4) The fusion proteins, isolated polynucleotides, expression vectors, expression systems or base editing systems are used in combination with other drugs or agents.

15. The use according to claim 14, wherein the disease caused by the treatment site is selected from at least any one of the following: autoimmune diseases, tumors, viral infectious diseases, bacterial infectious diseases.

16. A method of gene editing comprising: base editing of a target sequence by a fusion protein according to any one of claims 1 to 5, an isolated polynucleotide according to claim 6, an expression vector according to claim 7 or an expression system according to any one of claims 8 to 9 or a base editing system according to any one of claims 10 to 12.

17. The method of claim 16, comprising at least any one of:

1) The method is carried out in vitro; preferably, the method is carried out in cultured cells;

2) The method is performed in vivo; preferably, the method is carried out in a mammal; further preferably, the method is performed in a rodent or primate; still further preferably, the method is carried out in a mouse or human.

18. A base-edited cell obtained by a gene editing method according to claim 16 or 17, wherein the target sequence in the cell is subjected to a to G or T to C gene editing.
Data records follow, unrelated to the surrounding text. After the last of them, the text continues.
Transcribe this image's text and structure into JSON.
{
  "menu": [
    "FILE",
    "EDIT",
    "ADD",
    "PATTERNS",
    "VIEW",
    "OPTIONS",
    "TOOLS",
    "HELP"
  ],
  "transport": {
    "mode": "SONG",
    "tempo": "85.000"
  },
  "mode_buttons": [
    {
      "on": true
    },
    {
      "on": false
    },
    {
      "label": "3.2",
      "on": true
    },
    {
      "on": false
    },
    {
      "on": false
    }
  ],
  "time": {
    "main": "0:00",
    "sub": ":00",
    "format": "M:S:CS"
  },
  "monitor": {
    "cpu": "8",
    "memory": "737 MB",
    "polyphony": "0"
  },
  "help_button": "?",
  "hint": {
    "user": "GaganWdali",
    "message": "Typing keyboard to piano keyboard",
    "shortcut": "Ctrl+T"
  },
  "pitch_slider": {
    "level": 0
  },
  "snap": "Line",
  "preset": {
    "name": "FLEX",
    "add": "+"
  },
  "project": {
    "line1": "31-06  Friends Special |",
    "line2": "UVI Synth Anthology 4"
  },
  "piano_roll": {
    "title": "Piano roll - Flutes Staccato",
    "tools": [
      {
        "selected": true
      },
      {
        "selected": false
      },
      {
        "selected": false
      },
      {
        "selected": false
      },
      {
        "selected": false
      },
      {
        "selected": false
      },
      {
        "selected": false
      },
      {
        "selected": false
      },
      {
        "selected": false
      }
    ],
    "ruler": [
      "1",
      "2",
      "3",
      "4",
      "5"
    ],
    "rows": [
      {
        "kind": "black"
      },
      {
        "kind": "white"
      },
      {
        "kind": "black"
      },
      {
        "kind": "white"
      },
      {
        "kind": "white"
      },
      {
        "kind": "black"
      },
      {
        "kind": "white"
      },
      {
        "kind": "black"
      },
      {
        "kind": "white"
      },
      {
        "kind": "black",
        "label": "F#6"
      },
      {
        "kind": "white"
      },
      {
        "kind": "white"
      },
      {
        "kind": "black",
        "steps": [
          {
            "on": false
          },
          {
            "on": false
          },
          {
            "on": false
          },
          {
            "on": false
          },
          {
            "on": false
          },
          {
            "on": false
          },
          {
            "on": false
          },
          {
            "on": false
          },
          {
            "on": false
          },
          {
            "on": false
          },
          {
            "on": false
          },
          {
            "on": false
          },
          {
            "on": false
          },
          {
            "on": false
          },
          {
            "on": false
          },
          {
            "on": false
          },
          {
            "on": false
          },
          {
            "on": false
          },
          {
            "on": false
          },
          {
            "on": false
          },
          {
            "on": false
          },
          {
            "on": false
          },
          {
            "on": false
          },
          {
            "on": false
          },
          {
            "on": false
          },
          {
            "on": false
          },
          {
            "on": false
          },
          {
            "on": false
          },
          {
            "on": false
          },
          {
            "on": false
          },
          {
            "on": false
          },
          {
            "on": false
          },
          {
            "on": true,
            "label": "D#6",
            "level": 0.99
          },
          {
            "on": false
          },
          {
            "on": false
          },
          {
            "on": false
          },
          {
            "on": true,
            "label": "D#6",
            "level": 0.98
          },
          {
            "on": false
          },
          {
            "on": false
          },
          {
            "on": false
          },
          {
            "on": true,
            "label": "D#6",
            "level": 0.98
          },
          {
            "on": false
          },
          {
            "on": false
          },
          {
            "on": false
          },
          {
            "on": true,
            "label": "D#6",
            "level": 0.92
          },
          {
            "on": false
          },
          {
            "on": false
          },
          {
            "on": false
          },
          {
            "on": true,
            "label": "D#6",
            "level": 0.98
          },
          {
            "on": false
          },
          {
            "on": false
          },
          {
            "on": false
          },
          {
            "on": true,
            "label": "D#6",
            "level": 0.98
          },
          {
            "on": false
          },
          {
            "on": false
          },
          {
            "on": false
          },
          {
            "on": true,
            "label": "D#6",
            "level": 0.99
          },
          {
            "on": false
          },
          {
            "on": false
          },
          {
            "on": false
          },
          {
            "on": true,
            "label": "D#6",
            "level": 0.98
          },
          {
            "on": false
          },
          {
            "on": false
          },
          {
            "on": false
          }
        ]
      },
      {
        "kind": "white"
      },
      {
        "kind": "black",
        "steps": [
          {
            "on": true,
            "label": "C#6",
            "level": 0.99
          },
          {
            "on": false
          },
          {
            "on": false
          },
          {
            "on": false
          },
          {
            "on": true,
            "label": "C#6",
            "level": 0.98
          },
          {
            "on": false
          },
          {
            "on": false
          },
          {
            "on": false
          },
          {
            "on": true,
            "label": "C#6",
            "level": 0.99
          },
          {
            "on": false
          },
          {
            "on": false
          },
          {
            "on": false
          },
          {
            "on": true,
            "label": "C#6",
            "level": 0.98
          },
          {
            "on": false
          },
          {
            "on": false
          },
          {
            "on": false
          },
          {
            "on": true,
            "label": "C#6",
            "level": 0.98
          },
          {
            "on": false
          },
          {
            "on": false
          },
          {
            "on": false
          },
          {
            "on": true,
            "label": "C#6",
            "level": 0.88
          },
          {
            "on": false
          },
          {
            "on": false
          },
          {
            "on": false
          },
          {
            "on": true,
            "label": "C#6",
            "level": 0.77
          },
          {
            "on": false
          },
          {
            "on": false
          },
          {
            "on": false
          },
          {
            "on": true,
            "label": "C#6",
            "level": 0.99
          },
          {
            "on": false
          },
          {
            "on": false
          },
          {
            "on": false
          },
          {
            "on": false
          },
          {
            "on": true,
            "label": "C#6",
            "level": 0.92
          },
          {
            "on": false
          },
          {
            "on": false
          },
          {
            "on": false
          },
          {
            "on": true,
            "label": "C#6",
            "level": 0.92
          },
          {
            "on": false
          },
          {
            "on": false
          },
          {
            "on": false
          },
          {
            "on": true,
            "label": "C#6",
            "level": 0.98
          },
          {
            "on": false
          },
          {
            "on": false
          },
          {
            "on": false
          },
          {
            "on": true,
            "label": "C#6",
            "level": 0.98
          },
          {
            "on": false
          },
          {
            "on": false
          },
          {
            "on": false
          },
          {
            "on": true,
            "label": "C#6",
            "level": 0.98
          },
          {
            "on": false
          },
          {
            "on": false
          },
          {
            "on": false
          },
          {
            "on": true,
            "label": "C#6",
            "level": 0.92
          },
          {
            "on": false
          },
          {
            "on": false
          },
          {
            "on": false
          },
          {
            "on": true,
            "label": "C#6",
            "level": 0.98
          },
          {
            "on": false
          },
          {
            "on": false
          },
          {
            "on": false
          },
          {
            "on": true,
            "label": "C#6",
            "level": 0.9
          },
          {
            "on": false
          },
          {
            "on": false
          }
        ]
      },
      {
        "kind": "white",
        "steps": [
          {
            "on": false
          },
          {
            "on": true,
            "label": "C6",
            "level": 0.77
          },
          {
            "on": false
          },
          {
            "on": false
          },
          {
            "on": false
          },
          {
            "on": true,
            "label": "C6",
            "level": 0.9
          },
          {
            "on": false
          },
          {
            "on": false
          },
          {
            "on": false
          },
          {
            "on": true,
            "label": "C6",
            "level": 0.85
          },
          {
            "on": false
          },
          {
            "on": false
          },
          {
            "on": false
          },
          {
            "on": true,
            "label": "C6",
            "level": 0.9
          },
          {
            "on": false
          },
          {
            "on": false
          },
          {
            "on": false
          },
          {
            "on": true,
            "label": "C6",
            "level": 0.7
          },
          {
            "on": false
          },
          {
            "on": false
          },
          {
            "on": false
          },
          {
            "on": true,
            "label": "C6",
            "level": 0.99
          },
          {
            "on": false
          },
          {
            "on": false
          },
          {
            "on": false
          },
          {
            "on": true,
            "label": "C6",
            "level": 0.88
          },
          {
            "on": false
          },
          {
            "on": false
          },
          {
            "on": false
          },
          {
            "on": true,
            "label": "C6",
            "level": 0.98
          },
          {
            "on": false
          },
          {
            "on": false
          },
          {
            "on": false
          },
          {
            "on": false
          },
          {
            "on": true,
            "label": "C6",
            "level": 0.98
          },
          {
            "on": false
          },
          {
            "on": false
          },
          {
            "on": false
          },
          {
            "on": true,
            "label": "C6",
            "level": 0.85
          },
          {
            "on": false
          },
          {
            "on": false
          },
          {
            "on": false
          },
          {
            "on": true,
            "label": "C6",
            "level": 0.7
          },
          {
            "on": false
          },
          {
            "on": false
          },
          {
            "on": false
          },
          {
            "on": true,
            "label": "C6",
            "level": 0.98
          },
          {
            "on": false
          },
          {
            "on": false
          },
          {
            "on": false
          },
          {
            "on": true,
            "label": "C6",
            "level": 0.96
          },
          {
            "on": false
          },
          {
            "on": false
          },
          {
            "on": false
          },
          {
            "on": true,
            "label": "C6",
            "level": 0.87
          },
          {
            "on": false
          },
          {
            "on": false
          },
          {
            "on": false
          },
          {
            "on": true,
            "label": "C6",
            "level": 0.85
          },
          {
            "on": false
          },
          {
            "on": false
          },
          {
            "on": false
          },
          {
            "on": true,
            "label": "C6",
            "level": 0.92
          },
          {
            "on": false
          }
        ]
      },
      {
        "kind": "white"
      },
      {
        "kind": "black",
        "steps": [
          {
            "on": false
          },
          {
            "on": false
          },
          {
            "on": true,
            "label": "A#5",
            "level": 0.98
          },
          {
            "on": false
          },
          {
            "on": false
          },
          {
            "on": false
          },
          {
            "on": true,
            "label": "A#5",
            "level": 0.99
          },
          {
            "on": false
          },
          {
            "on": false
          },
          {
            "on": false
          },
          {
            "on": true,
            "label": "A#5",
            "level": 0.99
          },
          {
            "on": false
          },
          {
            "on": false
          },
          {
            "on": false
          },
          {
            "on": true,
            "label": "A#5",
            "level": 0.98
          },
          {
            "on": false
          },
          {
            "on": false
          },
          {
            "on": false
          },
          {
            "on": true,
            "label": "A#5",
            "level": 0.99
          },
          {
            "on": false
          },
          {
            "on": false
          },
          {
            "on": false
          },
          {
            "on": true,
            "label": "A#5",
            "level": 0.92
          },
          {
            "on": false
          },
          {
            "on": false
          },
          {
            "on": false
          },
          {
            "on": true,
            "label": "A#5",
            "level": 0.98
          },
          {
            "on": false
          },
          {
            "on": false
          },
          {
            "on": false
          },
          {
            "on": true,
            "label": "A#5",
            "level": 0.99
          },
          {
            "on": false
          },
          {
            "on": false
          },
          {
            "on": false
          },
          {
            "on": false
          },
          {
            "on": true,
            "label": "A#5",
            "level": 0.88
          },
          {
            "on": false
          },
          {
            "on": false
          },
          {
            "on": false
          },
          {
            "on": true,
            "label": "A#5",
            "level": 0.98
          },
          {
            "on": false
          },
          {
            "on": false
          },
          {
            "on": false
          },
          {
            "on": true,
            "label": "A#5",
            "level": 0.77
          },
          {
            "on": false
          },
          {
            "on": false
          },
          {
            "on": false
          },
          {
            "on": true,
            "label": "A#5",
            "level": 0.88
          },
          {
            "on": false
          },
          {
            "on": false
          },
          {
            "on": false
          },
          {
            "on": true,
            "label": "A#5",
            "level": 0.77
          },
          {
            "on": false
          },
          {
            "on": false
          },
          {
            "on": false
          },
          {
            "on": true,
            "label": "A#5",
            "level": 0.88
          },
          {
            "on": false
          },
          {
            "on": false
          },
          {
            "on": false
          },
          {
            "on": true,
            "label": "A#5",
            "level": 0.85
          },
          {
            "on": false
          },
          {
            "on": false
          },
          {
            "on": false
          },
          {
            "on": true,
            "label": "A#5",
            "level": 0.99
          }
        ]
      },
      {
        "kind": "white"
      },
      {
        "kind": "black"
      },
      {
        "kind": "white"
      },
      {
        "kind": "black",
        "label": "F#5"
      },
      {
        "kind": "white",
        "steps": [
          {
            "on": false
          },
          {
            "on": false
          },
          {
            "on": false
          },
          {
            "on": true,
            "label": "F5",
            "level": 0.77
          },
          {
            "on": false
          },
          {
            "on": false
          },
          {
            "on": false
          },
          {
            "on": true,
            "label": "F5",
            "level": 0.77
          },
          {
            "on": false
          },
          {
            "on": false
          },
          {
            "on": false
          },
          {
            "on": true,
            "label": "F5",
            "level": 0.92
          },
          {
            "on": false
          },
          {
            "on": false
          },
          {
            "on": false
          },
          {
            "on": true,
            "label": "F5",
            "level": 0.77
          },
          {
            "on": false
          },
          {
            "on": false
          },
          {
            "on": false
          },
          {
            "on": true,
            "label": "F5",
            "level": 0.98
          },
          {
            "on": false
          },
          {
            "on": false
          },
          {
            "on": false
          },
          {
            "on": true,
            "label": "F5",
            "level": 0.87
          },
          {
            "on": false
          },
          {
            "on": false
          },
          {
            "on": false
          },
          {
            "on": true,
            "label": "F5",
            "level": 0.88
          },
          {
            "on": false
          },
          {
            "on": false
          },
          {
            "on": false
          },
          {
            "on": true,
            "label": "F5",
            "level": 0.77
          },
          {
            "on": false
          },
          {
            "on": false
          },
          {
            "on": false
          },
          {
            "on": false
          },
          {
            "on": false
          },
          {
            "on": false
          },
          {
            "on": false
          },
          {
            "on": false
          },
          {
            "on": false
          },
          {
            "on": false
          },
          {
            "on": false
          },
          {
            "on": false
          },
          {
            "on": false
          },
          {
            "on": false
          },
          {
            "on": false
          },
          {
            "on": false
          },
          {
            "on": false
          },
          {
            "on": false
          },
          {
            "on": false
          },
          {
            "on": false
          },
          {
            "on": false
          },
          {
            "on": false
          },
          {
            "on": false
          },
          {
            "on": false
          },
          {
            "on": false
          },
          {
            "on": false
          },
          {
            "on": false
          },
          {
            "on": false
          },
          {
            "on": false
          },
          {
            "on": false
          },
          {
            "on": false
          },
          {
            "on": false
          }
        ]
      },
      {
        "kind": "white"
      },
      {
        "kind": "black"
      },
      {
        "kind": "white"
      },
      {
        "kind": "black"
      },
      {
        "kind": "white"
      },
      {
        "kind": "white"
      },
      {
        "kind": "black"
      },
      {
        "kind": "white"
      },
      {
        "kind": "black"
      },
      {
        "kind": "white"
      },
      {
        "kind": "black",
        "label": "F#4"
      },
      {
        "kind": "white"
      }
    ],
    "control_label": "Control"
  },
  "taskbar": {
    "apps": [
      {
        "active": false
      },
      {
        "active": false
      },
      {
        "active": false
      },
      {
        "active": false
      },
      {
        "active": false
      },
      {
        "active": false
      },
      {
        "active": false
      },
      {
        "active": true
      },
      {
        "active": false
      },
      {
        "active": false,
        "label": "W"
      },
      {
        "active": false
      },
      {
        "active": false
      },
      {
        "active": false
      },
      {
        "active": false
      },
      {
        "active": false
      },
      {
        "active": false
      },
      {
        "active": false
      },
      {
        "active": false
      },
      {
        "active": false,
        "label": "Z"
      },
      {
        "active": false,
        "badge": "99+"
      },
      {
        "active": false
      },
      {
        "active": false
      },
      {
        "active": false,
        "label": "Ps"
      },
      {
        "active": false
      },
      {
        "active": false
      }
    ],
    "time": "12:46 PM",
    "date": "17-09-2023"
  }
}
19. A reporter system comprising a nucleotide sequence set forth in SEQ ID No. 15.

20. The reporting system of claim 19, comprising at least any one of:

1) The reporting system comprises a nucleotide sequence shown as SEQ ID NO.15, and the reporting system displays green fluorescence; when the nucleotide sequence shown as SEQ ID NO.15 is mutated to SEQ ID NO.16, the reporting system presents blue fluorescence; when the nucleotide sequence shown in SEQ ID No.15 is mutated to SEQ ID No.14, the reporter system does not exhibit fluorescence.

2) The reporter system comprises a plasmid comprising a nucleotide sequence as set forth in SEQ ID NO. 15;

3) The reporting system also includes a guide RNA or a vector comprising a polynucleotide sequence encoding the guide RNA.

21. The reporter system of claim 20, wherein the guide RNA targets the codon sequence of amino acid 66 of the reporter protein encoded by SEQ ID No. 15; preferably, the target sequence of the guide RNA is shown in SEQ ID NO. 5.

22. Use of a reporting system according to claims 19 to 21 for detecting the a-G editing efficiency of a fusion protein according to any one of claims 1 to 5, an isolated polynucleotide according to claim 6, an expression vector according to claim 7 or an expression system according to claim 8 or 9 or a base editing system according to any one of claims 10 to 12.

23. A method of detecting the a-G editing efficiency of a base editing product, using the reporting system of any one of claims 19 to 22 to detect the a-G editing efficiency of a product to be tested.